Glasper has played the festival about 15 times, both as a bandleader and as a sideman with artists including Hargrove. In 2026, he will be sticking to the North Sea ethos of impromptu performances with three shows in different configurations, including one with jazz and hip-hop stalwarts Christian McBride on bass and drummer Questlove, playing all-new material.
He believes the appeal of the weekender is in catching other acts as much as getting on stage yourself. “I’ve had a lot of firsts at the festival, like going to see Herbie Hancock play with D’Angelo and his band, as well as having my head blown off by [trumpeter] Nicholas Payton’s quintet,” he says. “Even in the hotel lobby you’ll meet your heroes on their way to breakfast, which is a lot to take in when you’re a young player. I remember seeing [pianist] Mulgrew Miller just sitting, waiting for a car to pick him up, and being speechless!”

Veteran bebop pianist Kenny Barron’s early experiences of performing at the festival in the late 1970s and early 80s were also shaped by chance encounters in the hotel lobby. “I remember seeing everyone from James Brown to [Cape Verdean singer] Cesária Évora passing through,” he says. “One year after a show, I was waiting to head to the airport and the drummer Grady Tate and singer Marlena Shaw came over and asked if I wanted to play the rest of their European tour with them since their pianist had just dropped out. I changed my flight – these are the kinds of things that can happen over there.”

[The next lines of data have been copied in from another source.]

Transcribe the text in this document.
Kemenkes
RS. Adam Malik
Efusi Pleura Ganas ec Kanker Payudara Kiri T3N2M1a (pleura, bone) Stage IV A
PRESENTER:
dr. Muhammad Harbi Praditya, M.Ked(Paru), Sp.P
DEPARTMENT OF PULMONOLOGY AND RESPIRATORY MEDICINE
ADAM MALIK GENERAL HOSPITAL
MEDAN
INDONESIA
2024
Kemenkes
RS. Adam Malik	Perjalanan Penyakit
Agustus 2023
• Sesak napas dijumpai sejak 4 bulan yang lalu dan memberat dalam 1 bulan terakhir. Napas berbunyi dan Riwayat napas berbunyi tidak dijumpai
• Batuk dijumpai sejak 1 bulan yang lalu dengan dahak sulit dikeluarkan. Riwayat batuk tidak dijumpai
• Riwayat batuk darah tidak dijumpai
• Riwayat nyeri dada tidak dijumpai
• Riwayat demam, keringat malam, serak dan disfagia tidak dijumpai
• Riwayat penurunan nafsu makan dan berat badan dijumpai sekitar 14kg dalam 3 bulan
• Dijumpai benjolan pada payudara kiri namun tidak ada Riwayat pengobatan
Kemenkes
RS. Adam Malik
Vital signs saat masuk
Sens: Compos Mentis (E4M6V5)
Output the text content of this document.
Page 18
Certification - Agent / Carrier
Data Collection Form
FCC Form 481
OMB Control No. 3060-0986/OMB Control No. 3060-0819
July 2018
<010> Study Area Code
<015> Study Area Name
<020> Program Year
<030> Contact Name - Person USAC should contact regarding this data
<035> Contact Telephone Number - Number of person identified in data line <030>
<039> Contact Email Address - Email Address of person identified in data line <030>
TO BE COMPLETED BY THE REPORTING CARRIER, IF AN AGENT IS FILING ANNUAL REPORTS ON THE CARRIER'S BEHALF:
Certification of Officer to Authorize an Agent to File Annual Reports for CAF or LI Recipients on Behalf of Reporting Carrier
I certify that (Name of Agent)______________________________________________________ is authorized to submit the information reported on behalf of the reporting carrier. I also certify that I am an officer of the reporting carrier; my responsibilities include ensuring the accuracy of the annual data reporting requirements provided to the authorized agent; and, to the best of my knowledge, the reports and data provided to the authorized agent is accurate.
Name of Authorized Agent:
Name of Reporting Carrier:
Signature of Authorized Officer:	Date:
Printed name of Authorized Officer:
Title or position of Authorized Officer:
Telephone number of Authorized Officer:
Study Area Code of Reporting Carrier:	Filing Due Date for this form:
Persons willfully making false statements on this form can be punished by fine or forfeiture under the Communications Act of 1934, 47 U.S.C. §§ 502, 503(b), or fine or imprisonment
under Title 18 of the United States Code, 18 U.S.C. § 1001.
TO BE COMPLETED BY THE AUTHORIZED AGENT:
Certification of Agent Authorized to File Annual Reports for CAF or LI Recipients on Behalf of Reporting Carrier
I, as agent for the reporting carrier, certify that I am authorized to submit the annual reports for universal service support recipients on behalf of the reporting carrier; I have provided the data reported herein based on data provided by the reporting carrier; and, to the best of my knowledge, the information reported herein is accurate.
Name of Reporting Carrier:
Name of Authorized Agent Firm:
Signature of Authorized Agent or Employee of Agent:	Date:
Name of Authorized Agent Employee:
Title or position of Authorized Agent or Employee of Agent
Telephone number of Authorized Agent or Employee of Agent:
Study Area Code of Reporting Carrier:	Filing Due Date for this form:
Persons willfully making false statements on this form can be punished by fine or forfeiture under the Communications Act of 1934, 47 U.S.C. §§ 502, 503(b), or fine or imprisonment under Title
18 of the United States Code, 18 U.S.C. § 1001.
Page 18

Preparing for her debut performance at the festival this year, American saxophonist Alden Hellmuth is hoping for her own starstruck encounters. “I grew up studying clips of masters like Joe Henderson and Kenny Garrett playing on the North Sea stage and I don’t know if I’ve properly processed yet that I’ll be joining that lineage now,” she says. “It feels like a place where everyone is at the top of their game. I’m looking forward to running over to catch [saxophonist] Charles Lloyd who is playing at the same time as us – I have to see him, since he’s such a pioneer.”

Given that jazz has never been the most profitable or youth-skewing genre in the music industry, the festival has increasingly brought in big-name R&B, soul and Afrobeats acts alongside jazz luminaries such as Chick Corea and John Zorn. “It’s not something that pleases everyone, but around 80% of our attendees return each year, which means we always need to draw in the next generation,” Sander says. “This year we have Burna Boy but we also have [fusion guitarist] Pat Metheny and [avant garde pianist] Kris Davis: it’s about striking a balance and always paying homage to music from the Black tradition.”
Although other festivals with “jazz” in their name have wholeheartedly embraced the pop influence – including Montreux and the New Orleans jazz & heritage festival, which featured headliners including Zara Larsson and Lorde this year – the organisers at North Sea are ultimately keen to keep their roots in jazz, where they first began.
“We have to reflect the changing times, but I actually believe we’re currently in a golden age of jazz,” Sander says. “You have the UK jazz scene and people like Kendrick Lamar using Robert Glasper in his records. Audiences will always seek out this music and no matter what we do, it will live on and be enjoyed for a very long time to come.”
The North Sea jazz festival is at Ahoy Rotterdam, the Netherlands, to 12 July.